For The History Buffs:
Hobos were prideful in that they both traveled and worked, while tramps only traveled and bums did neither. If you called a Hobo a bum or a tramp, they were highly insulted - rightfully so.
Hobos have played a big part in the history of America – one that’s often ignored. They were the nomadic workers who roamed the country at the start of the 20th century and through the Great Depression, taking work wherever they could and never spending too long in any one place. In their extensive travels, hobos learned to leave notes for each other, giving information on the best places to camp or find a meal, or dangers that lay ahead. This unique Hobo Code was known to the brotherhood of freight train riders and used by all to keep the community of traveling workers safe, fed and in work.
The diverse symbols in the Hobo Code could be found scrawled in coal or chalk all across the country and were a fascinating system of communication symbols. The purpose of the code was not only to help others find what they needed, but to keep the entire lifestyle possible for everyone.
Messages left for other travelers had to be easy to read but look like little more than random markings to everyone else to maintain an element of secrecy. Many of the hobo glyphs were cryptic and nearly impossible for people outside of the hobo community to understand, even if they spotted them.
And there's a distinct difference between Hobos, Tramps, and Bums. Simply put, Hobos traveled and worked, Tramps traveled, and Bums did neither. You can find out more under our inspiration.
Symbols Are A Time Tested Language
Symbolic language - Our artistic revamp of the historic symbolic expressions are far reaching as people recognize common core statements between each other - even if they've never met. These symbols are the secret handshake, wink-wink, and nod-nod of mutual understanding. If we can help folks communicate, then we've done our job.
People have a need to connect, a sense of belonging, and a way to share their connectedness. And even when there's that sense of connection, sometimes, although we feel it deeply, we don't always want to shout it from the rooftops so we use more subtle methods. How better to do that than with a distinguishable, proven symbol!
The Symbol for "Man with a Gun Lives Here" - and in contemporary language, "It’s OK To Own A Gun".
Symbols As A Messenger - For Example:
Man with a gun lives here – what a statement that is! This symbol originally forewarned those who passed by (and in the know) that a man with a gun lived in the area. Translated for contemporary use, many people believe the following narrative: While many of us struggle with the day to day news of violence and chaos not only in our own country but seemingly the entire globe, we are still strong with our feelings that we have a right to defend ourselves, hunt for our own food, and feel safe.

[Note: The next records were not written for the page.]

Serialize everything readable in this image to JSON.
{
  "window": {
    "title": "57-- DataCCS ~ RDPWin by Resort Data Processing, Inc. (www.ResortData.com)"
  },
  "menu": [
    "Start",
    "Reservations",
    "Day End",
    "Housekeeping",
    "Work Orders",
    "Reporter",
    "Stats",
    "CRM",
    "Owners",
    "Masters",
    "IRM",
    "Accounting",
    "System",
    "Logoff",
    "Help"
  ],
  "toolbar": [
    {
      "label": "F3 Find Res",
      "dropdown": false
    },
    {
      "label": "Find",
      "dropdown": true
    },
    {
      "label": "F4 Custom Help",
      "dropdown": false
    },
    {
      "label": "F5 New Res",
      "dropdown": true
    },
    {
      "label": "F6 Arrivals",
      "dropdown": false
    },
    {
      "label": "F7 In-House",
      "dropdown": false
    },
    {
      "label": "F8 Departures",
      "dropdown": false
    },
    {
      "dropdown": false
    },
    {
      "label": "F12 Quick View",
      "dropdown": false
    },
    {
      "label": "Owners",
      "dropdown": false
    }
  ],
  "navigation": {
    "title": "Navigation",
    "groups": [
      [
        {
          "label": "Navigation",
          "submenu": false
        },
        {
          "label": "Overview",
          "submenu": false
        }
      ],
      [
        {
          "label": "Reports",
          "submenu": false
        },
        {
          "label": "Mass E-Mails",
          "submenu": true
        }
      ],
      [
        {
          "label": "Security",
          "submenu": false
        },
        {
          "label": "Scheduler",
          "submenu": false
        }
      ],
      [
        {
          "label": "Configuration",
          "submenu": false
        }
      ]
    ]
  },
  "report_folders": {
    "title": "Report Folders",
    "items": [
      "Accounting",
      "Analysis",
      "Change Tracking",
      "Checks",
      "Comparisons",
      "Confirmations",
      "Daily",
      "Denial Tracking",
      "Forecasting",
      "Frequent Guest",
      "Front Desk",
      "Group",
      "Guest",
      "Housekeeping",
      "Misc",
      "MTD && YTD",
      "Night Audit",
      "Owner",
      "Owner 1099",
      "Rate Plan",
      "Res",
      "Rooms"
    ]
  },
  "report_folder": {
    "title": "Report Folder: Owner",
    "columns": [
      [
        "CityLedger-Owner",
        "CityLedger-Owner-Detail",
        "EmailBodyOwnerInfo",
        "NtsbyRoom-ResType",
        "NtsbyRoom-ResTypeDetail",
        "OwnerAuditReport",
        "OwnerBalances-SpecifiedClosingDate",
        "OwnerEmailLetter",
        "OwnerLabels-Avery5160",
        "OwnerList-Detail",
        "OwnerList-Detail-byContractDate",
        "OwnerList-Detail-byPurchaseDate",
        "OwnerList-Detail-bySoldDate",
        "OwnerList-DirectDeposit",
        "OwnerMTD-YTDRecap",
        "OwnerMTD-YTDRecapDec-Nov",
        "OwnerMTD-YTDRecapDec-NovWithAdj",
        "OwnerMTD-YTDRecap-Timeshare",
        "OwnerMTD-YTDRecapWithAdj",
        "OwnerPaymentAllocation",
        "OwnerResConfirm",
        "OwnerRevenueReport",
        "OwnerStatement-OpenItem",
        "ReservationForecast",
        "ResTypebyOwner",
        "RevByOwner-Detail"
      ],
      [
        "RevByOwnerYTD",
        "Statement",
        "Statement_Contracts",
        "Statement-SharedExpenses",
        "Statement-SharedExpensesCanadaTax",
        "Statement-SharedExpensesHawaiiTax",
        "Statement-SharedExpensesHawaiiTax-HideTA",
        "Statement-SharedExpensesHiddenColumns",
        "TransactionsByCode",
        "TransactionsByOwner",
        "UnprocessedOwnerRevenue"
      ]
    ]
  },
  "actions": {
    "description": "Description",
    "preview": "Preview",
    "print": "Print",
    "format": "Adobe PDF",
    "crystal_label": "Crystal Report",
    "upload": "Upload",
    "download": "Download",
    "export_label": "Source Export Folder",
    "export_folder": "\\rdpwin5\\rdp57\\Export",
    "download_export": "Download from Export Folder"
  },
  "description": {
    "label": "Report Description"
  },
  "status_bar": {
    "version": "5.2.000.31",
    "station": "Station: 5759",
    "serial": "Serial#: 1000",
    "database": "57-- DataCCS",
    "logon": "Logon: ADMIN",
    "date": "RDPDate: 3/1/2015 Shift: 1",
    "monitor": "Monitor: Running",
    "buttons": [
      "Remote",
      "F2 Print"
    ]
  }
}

Many people do not believe it's wrong to own a gun – to each their own – and it shouldn't automatically make one a criminal or feel bad because they do.
And another great example: “Beer in this Town”. There's a reason to celebrate; especially in the Willamette Valley in Oregon where hops grow like weeds and an amazing array of micro-brews are only a quick stroll away...
FYI: Oregon is one of the leading states for microbrews.
"Beer In This Town" is our contemporary version of the original code, "Alcohol In This Town". One can only begin to imagine the other variations we have in the works that fits the possibilities of this symbol.